On Friday March 27th, the House passed, and the President signed the Coronavirus Aid, Relief and Economic Security (CARES) Act. In addition to direct support for individuals, this massive relief bill includes a number of provisions which will be significant to nearly every business.
Paycheck Protection Program
This is an SBA backed program intended to help businesses with cash flow during the pandemic. It differs substantially from typical SBA programs in several key aspects:
- No collateral or personal guarantee required.
- No SBA loan fees.
- Interest and payments deferred for 6 – 12 months.
- Maximum interest of 4%.
- Maximum loan amount is 2.5X average monthly payroll costs or $10,000,000 whichever is less.
- Offered through an expanded network of banks.
Loan amounts used for certain qualifying expenses may be forgiven (subject to program requirements). Qualifying expenses include:
- Payroll costs;
- interest on mortgage obligations in existence before February 15, 2020 and incurred in the ordinary course;
- rent under a lease agreement in force before February 15, 2020;
- utility payments for which service began before February 15, 2020; and
- interest on any other debt obligations incurred before February 15, 2020.
- Businesses with fewer than 500 employees. This includes self-employed individuals.
- Some industries, such as hospitality may be eligible based on number of employees per location rather than the entire enterprise.
- Businesses must have been in operation on February 15, 2020 and had employees or independent contractors who were paid wages.
- Businesses must make a good faith certification that they were impacted by the pandemic, will use the funds for a qualifying purpose and do not have a duplicate loan application pending.
Business Tax Provisions
The CARES Act includes a variety of tax changes intended to improve business liquidity during the pandemic. Some highlights include:
- Deferral of the employer share of Social Security taxes.
- Refundable payroll tax credit for up to 50% of qualifying wages paid by affected employers during the pandemic.
Health Insurance Changes
- Expands upon COVID-19 testing rules that were part of the Families First Coronavirus Response Act (FFCRA) requiring insurance plans to cover all services performed in connection with a coronavirus test without cost to the plan participant.
- Modifies rules for qualifying High Deductible Health Plans (HDHP) to allow coverage of telehealth services without application of the deductible.
- Adds additional over-the-counter medical products as qualified expenses for reimbursement under FSA, HSA and HRA plans.
- Adds certain menstrual care products as qualified expenses for reimbursement under FSA, HSA and HRA plans.
The CARES Act allows employers to amend qualifying retirement plans to provide additional flexibility during the pandemic.
- Permits affected individuals to withdraw up to $100,000 from a qualifying retirement plan without application of the normal 10% early withdrawal penalty.
- Extends the period to pay income tax on these early withdrawals to three years.
- Increases the maximum loan amount on qualifying plans to the lesser of $100,000 or 100% of the vested balance.

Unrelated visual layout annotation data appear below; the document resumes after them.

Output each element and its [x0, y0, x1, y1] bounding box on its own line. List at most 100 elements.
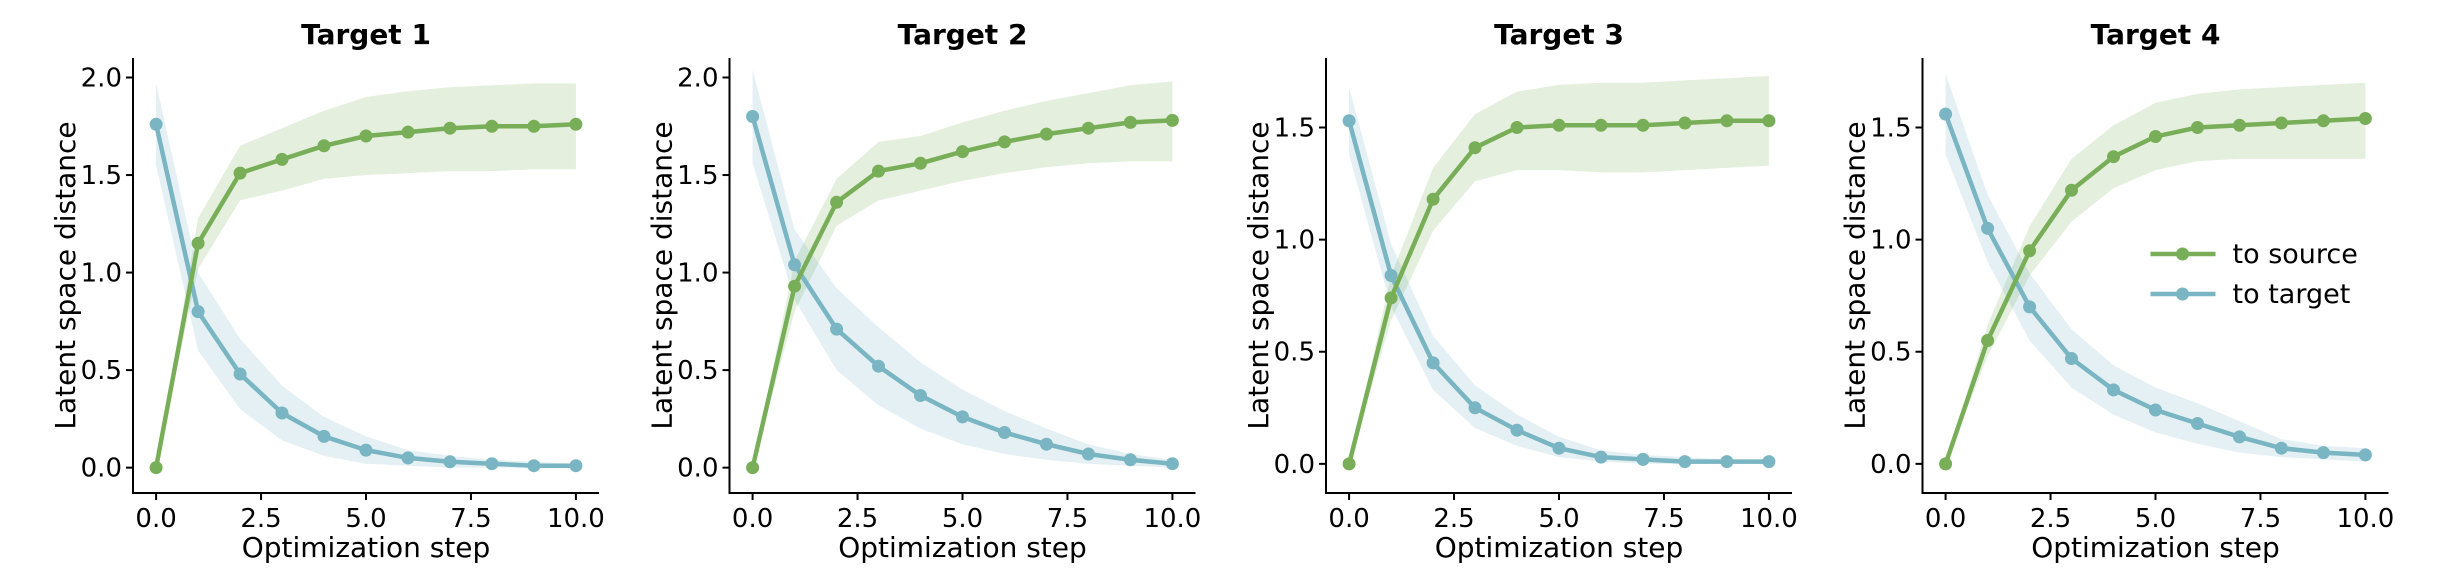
point-to-target — [746, 110, 760, 123]
x-tick-label: 5.0 — [942, 504, 983, 534]
point-to-target — [1678, 455, 1692, 469]
chart-panel-1: 0.0 0.5 1.0 1.5 2.0 0.0 2.5 5.0 7.5 10.0 Target 1 O… — [49, 18, 605, 564]
legend-marker — [2176, 247, 2189, 261]
y-tick-label: 2.0 — [677, 64, 718, 94]
point-to-target — [527, 459, 541, 473]
y-tick-label: 0.5 — [1274, 338, 1315, 368]
point-to-source — [485, 119, 499, 133]
band-to-source — [156, 83, 576, 468]
x-tick-label: 10.0 — [1740, 504, 1798, 534]
x-tick-label: 2.5 — [2030, 504, 2071, 534]
legend-item-to-target: to target — [2150, 279, 2350, 310]
point-to-source — [1081, 121, 1095, 135]
point-to-source — [2023, 244, 2037, 258]
x-axis-label: Optimization step — [1435, 531, 1684, 564]
point-to-source — [1510, 121, 1524, 134]
panel-title: Target 4 — [2091, 18, 2221, 51]
point-to-target — [914, 389, 927, 402]
point-to-source — [1636, 118, 1650, 132]
point-to-target — [2023, 300, 2037, 314]
point-to-target — [1939, 107, 1953, 121]
y-axis-label: Latent space distance — [1839, 121, 1872, 429]
point-to-target — [788, 258, 802, 272]
band-to-target — [1349, 87, 1769, 464]
panel-title: Target 3 — [1494, 18, 1624, 51]
point-to-source — [2316, 114, 2330, 128]
y-tick-label: 1.0 — [677, 259, 718, 289]
legend-marker — [2176, 287, 2189, 301]
x-tick-label: 10.0 — [2336, 504, 2394, 534]
panel-title: Target 1 — [301, 18, 431, 51]
point-to-target — [1762, 455, 1776, 469]
x-tick-label: 2.5 — [240, 504, 281, 534]
point-to-target — [443, 455, 457, 469]
y-tick-label: 1.0 — [1274, 226, 1315, 256]
point-to-source — [1426, 192, 1440, 206]
point-to-target — [233, 367, 247, 381]
axes-spines — [132, 58, 599, 494]
point-to-source — [1762, 114, 1776, 128]
point-to-target — [1426, 356, 1440, 370]
point-to-source — [1165, 113, 1179, 127]
point-to-source — [443, 121, 457, 135]
point-to-source — [2065, 183, 2078, 197]
y-tick-label: 0.0 — [1870, 450, 1911, 480]
point-to-target — [2274, 441, 2288, 455]
x-axis-label: Optimization step — [838, 531, 1087, 564]
y-tick-label: 0.5 — [1870, 338, 1911, 368]
point-to-source — [1939, 457, 1953, 471]
band-to-source — [1349, 75, 1769, 464]
x-axis-label: Optimization step — [242, 531, 491, 564]
legend-item-to-source: to source — [2150, 239, 2358, 270]
point-to-source — [275, 152, 289, 166]
point-to-target — [1552, 441, 1566, 455]
x-tick-label: 0.0 — [135, 504, 176, 534]
point-to-target — [1081, 447, 1095, 461]
chart-panel-2: 0.0 0.5 1.0 1.5 2.0 0.0 2.5 5.0 7.5 10.0 Target 2 O… — [646, 18, 1202, 564]
line-to-target — [153, 122, 579, 468]
point-to-source — [233, 166, 247, 180]
point-to-source — [401, 125, 415, 139]
point-to-source — [914, 156, 927, 170]
point-to-source — [2149, 130, 2162, 143]
point-to-target — [1636, 452, 1650, 466]
y-tick-label: 1.0 — [81, 259, 122, 289]
x-tick-label: 0.0 — [732, 504, 773, 534]
band-to-source — [752, 81, 1173, 468]
point-to-source — [1552, 118, 1566, 132]
point-to-source — [1123, 115, 1137, 129]
x-tick-label: 10.0 — [547, 504, 605, 534]
point-to-source — [1720, 114, 1734, 128]
y-tick-label: 0.0 — [81, 454, 122, 484]
x-tick-label: 7.5 — [450, 504, 491, 534]
point-to-source — [956, 145, 969, 159]
point-to-target — [1040, 437, 1053, 451]
x-tick-label: 7.5 — [1643, 504, 1684, 534]
y-tick-label: 1.5 — [1274, 114, 1315, 144]
point-to-target — [1384, 269, 1398, 282]
point-to-source — [830, 195, 844, 209]
point-to-source — [872, 164, 885, 178]
point-to-source — [191, 236, 205, 250]
band-to-target — [752, 69, 1173, 468]
x-tick-label: 0.0 — [1925, 504, 1966, 534]
point-to-source — [998, 135, 1011, 149]
chart-panel-4: 0.0 0.5 1.0 1.5 0.0 2.5 5.0 7.5 10.0 Target 4 Opti… — [1839, 18, 2395, 564]
x-axis-label: Optimization step — [2031, 531, 2280, 564]
x-tick-label: 5.0 — [345, 504, 386, 534]
y-axis-label: Latent space distance — [646, 121, 679, 429]
point-to-target — [359, 443, 373, 457]
point-to-target — [2149, 403, 2162, 417]
x-tick-label: 2.5 — [1433, 504, 1474, 534]
x-tick-label: 2.5 — [837, 504, 878, 534]
point-to-source — [1468, 141, 1482, 155]
point-to-target — [2107, 383, 2120, 397]
point-to-source — [1040, 127, 1053, 141]
point-to-target — [485, 457, 499, 471]
point-to-target — [1594, 450, 1608, 464]
point-to-source — [527, 119, 541, 133]
point-to-source — [1342, 457, 1356, 471]
line-to-source — [153, 122, 579, 470]
point-to-target — [2233, 430, 2246, 444]
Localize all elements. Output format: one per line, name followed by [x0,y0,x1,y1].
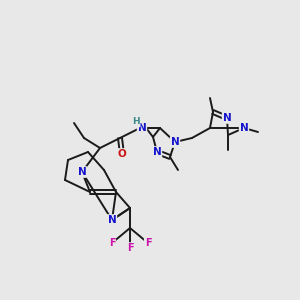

- Allows individuals with existing loans to delay payment for up to a year.
- Waives minimum distribution requirements for individuals who are 70 ½ or older.
The CARES Act makes modifications to the paid leave and tax credits created by the FFCRA.
- Allows employees who were laid off and reinstated to immediately qualify for the FFCRA paid family leave benefits without satisfying the 30-day waiting period.
- Allows employers to apply for an advanced tax credit to cover the cost of paid leave benefits under the FFCRA, reducing cash flow challenges if many workers are out.
The CARES Act greatly expands the availability of unemployment benefits as well as increasing the amount unemployed individuals may receive. As is the case with all unemployment changes, states must choose how to adopt the expanded federal benefits.
- Expands eligibility for unemployment benefits to include self-employed individuals, those with limited work history and others not able to work because of the pandemic through December.
- Increases unemployment benefits by $600 per week for up to 4 months.
- Extends unemployment benefits to an additional 13 weeks.
- Funds the first week of unemployment benefits if states waive the normal one week waiting period.
The final bill is nearly 900 pages and contains numerous provisions impacting almost every individual and business in the country. It will take time for the regulatory agencies to issue guidance and for programs to begin, but the agencies have committed to rapid implementation.